Unravelling mechanisms of heparan sulfate proteoglycan-mediated control of human neurogenesis

LE Oikari, RK Okolicsanyi, C Yu, LR Griffiths and LM Haupt

Genomics Research Centre, Institute of Health and Biomedical Innovation, School of Biomedical Sciences, Queensland University of Technology

Multipotent neural stem cells (NSCs) have the ability to differentiate towards neurons and glial cells, thus providing a model to study neurogenesis and gliogenesis in vitro as well as having great potential in the regenerative treatment of brain damage. Understanding how human NSC (hNSC) lineage specification is controlled is critical to our improved understanding of human nervous system biology and for the development of stem cell-based therapies for central nervous system injuries. We have recently reported that several cell surface heparan sulfate proteoglycans (HSPGs) are highly expressed in human embryonic stem cell-derived NSCs (hNSC H9) with neuronal and glial specification significantly altering the HSPG profile of these cells (Oikari et al. 2016 Stem Cell Res). With HSPGs likely being important in hNSC differentiation, we are now investigating the role of HSPGs in human neurogenesis. To do this, we have established long-term (day 40 and day 60) hNSC neuronal differentiation cultures under HS (heparin) and key signalling pathway (BDNF and PDGF) modulatory conditions and examined differences cell morphology, viability, neuronal marker expression and functional characteristics in these cultures. The addition of heparin in combination with key growth factors increased cell number and viability and the presence of proliferating cells were higher in the modulated neuronal cultures in comparison to untreated neuronal cultures.
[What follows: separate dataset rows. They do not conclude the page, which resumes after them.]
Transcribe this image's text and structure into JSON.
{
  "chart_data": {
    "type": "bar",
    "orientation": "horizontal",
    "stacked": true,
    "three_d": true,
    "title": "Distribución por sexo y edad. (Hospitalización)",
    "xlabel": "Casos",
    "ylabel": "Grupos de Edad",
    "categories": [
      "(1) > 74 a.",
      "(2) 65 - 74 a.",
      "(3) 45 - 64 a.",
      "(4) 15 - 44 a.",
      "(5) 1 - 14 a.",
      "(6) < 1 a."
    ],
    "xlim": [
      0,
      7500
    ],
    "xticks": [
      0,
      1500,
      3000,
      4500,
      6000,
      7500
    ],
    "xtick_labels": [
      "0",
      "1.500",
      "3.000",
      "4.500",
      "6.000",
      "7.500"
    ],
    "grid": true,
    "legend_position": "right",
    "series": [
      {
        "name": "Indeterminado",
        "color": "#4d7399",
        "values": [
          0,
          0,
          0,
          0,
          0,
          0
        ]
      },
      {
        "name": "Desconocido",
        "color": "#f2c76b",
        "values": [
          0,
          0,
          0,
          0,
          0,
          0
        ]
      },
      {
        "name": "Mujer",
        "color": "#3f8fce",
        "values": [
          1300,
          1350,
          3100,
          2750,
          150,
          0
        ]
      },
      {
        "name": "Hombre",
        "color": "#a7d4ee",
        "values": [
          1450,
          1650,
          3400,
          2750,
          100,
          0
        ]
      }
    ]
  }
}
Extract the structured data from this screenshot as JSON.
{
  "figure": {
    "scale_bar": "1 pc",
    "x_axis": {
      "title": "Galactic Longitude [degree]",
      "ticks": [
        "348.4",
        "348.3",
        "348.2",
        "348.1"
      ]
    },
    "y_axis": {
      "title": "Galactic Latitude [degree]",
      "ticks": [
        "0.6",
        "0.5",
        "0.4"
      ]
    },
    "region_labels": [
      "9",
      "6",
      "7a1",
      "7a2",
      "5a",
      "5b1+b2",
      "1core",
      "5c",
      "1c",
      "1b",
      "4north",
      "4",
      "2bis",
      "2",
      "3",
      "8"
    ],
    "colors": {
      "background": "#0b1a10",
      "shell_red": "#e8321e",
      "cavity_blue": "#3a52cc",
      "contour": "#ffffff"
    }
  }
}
In addition, the combination of heparin with BDNF and PDGF had a stimulatory effect on neuronal marker expression when compared to the BDNF or PDGF alone treatment conditions but did not increase culture heterogeneity. These results suggest that modulation of HSPG expression along with key growth factors has the potential to enhance neuronal differentiation efficiency of hNSCs. Our ability to control hNSC lineage fate specification is crucial for downstream use of hNSCs, including the transplantation of these cells to areas of neuronal cell loss caused by neurodegenerative disease or brain trauma.